Dengan malas Nisa membalas uluran tangan laki-laki itu dan secepat kilat ia melepaskan tangannya.
“Papa tinggal ke dalam rumah sebentar. Kalian mengobrol saja.” Nisa mengangguk.
Laki-laki itu menelisik tajam wajah Nisa, sehingga membuat gadis berkucir kuda yang ada di hadapannya itu salah tingkah.
“Kau yang teriak keras sekali waktu di taman kota waktu itu, ya?” Pertanyaan ini membuat mata Nisa melotot.
“Hah!”
“Kasian, dicampakkan tunangannya begitu saja. Percakapan kalian waktu itu, saya dengar semuanya,” paparnya dengan menarik alis matanya ke atas dan senyuman yang mengejek.
Pikiran Nisa berkecamuk. Dari mana orang songong ini tahu. Jangan-jangan dia yang bermain gitar waktu itu.
“Woi … kok malah bengong. Awas, kesambet.” Laki-laki ini membuyarkan lamunan Nisa.
“Sok tahu, loh!” pekik Nisa, lalu meninggalkan laki-laki itu.
“Eiits, tunggu!” Laki-laki itu memegang pergelangan tangan Nisa. “Maaf, kalau membuat kau tersinggung,” lanjutnya lagi.
Seiring berjalanannya waktu, hubungan mereka—Nisa dan Rangga—semula suka beradu mulut kala bertemu, sekarang mulai tumbuh benih-benih cinta.

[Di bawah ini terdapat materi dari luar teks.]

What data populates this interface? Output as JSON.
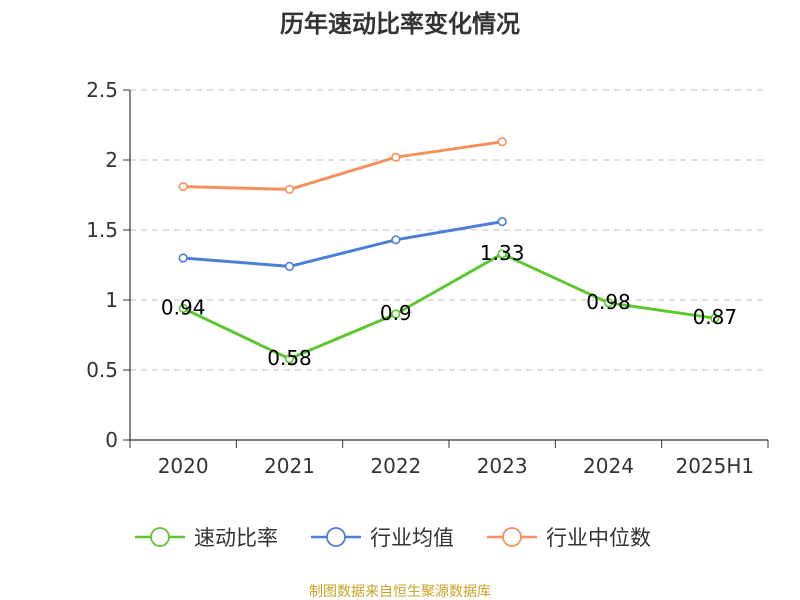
{
  "chart_data": {
    "type": "line",
    "title": "历年速动比率变化情况",
    "categories": [
      "2020",
      "2021",
      "2022",
      "2023",
      "2024",
      "2025H1"
    ],
    "ylim": [
      0,
      2.5
    ],
    "yticks": [
      "0",
      "0.5",
      "1",
      "1.5",
      "2",
      "2.5"
    ],
    "grid": true,
    "legend_position": "bottom",
    "series": [
      {
        "name": "速动比率",
        "color": "#5cc72f",
        "values": [
          0.94,
          0.58,
          0.9,
          1.33,
          0.98,
          0.87
        ],
        "labels": [
          "0.94",
          "0.58",
          "0.9",
          "1.33",
          "0.98",
          "0.87"
        ]
      },
      {
        "name": "行业均值",
        "color": "#4a7fd8",
        "values": [
          1.3,
          1.24,
          1.43,
          1.56,
          null,
          null
        ]
      },
      {
        "name": "行业中位数",
        "color": "#f5915c",
        "values": [
          1.81,
          1.79,
          2.02,
          2.13,
          null,
          null
        ]
      }
    ]
  },
  "source_text": "制图数据来自恒生聚源数据库"
}
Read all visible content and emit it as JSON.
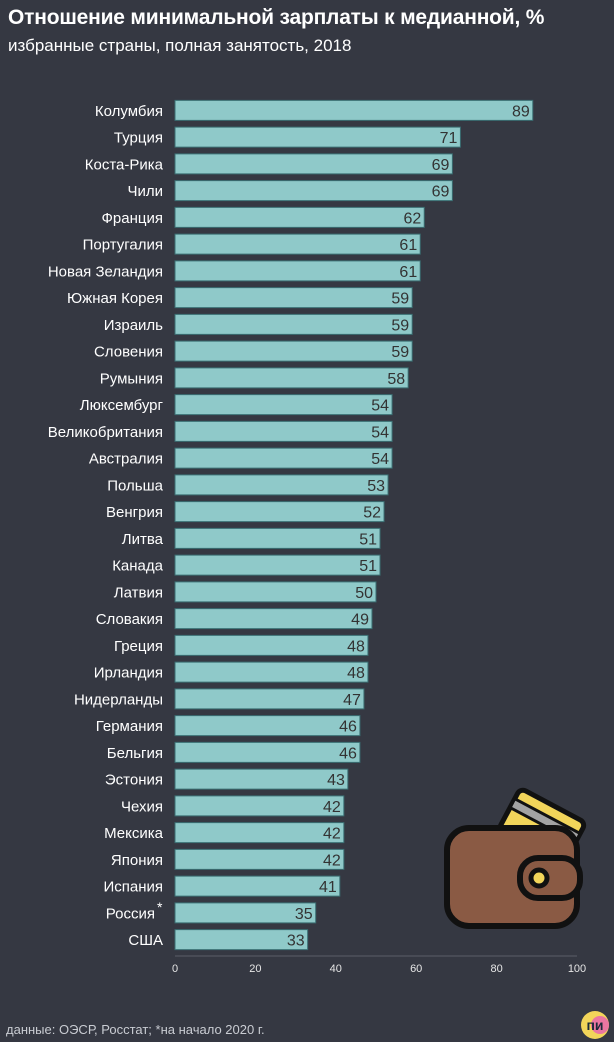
{
  "title": "Отношение минимальной зарплаты к медианной, %",
  "subtitle": "избранные страны, полная занятость, 2018",
  "footer": "данные: ОЭСР, Росстат; *на начало 2020 г.",
  "logo_text": "пи",
  "colors": {
    "background": "#353842",
    "bar_fill": "#8fc9c9",
    "bar_stroke": "#3a6e72",
    "wallet_body": "#8a5a44",
    "card": "#f2d55a"
  },
  "icons": [
    "wallet-icon",
    "logo-icon"
  ],
  "chart_data": {
    "type": "bar",
    "orientation": "horizontal",
    "categories": [
      "Колумбия",
      "Турция",
      "Коста-Рика",
      "Чили",
      "Франция",
      "Португалия",
      "Новая Зеландия",
      "Южная Корея",
      "Израиль",
      "Словения",
      "Румыния",
      "Люксембург",
      "Великобритания",
      "Австралия",
      "Польша",
      "Венгрия",
      "Литва",
      "Канада",
      "Латвия",
      "Словакия",
      "Греция",
      "Ирландия",
      "Нидерланды",
      "Германия",
      "Бельгия",
      "Эстония",
      "Чехия",
      "Мексика",
      "Япония",
      "Испания",
      "Россия",
      "США"
    ],
    "values": [
      89,
      71,
      69,
      69,
      62,
      61,
      61,
      59,
      59,
      59,
      58,
      54,
      54,
      54,
      53,
      52,
      51,
      51,
      50,
      49,
      48,
      48,
      47,
      46,
      46,
      43,
      42,
      42,
      42,
      41,
      35,
      33
    ],
    "category_markers": {
      "Россия": "*"
    },
    "xlim": [
      0,
      100
    ],
    "xticks": [
      0,
      20,
      40,
      60,
      80,
      100
    ],
    "grid": false,
    "legend": "none"
  }
}
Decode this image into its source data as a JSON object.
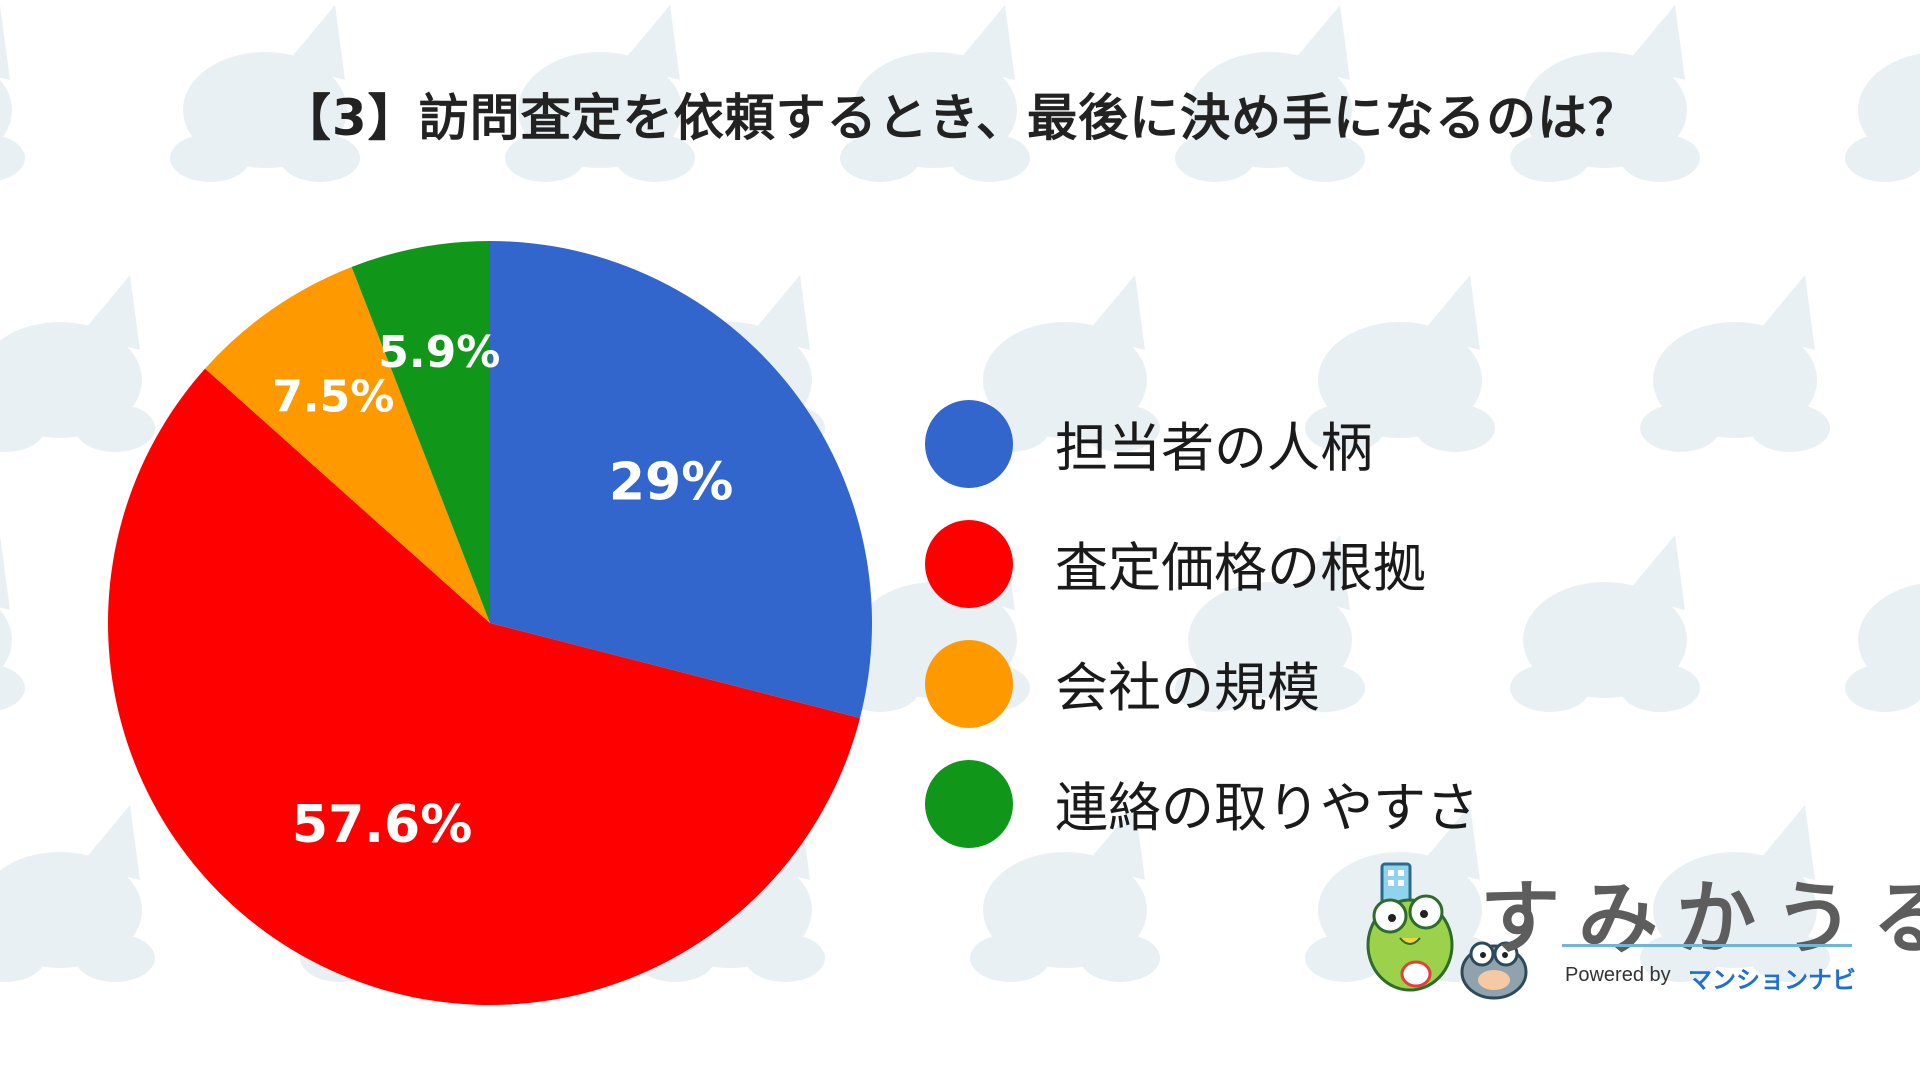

Sebulan kemudian, pernikahan Nisa dan Rangga digelar sangat meriah. Secara, papa Nisa adalah seorang perwira tinggi dan orang tua Rangga, pemilik perusahaan terbesar di Surabaya.
Bagaimana nasib mantan tunangan Nisa? Dia dimutasi ke daerah terpencil dekat perbatasan. Saat itu, dia di hadapan dua pilihan, yakni jika tetap tinggal di Surabaya, jabatan semula sersan mayor turun menjadi sersan tiga, dan kalau mempertahankan jabatannya dia harus mau dimutasi. (*)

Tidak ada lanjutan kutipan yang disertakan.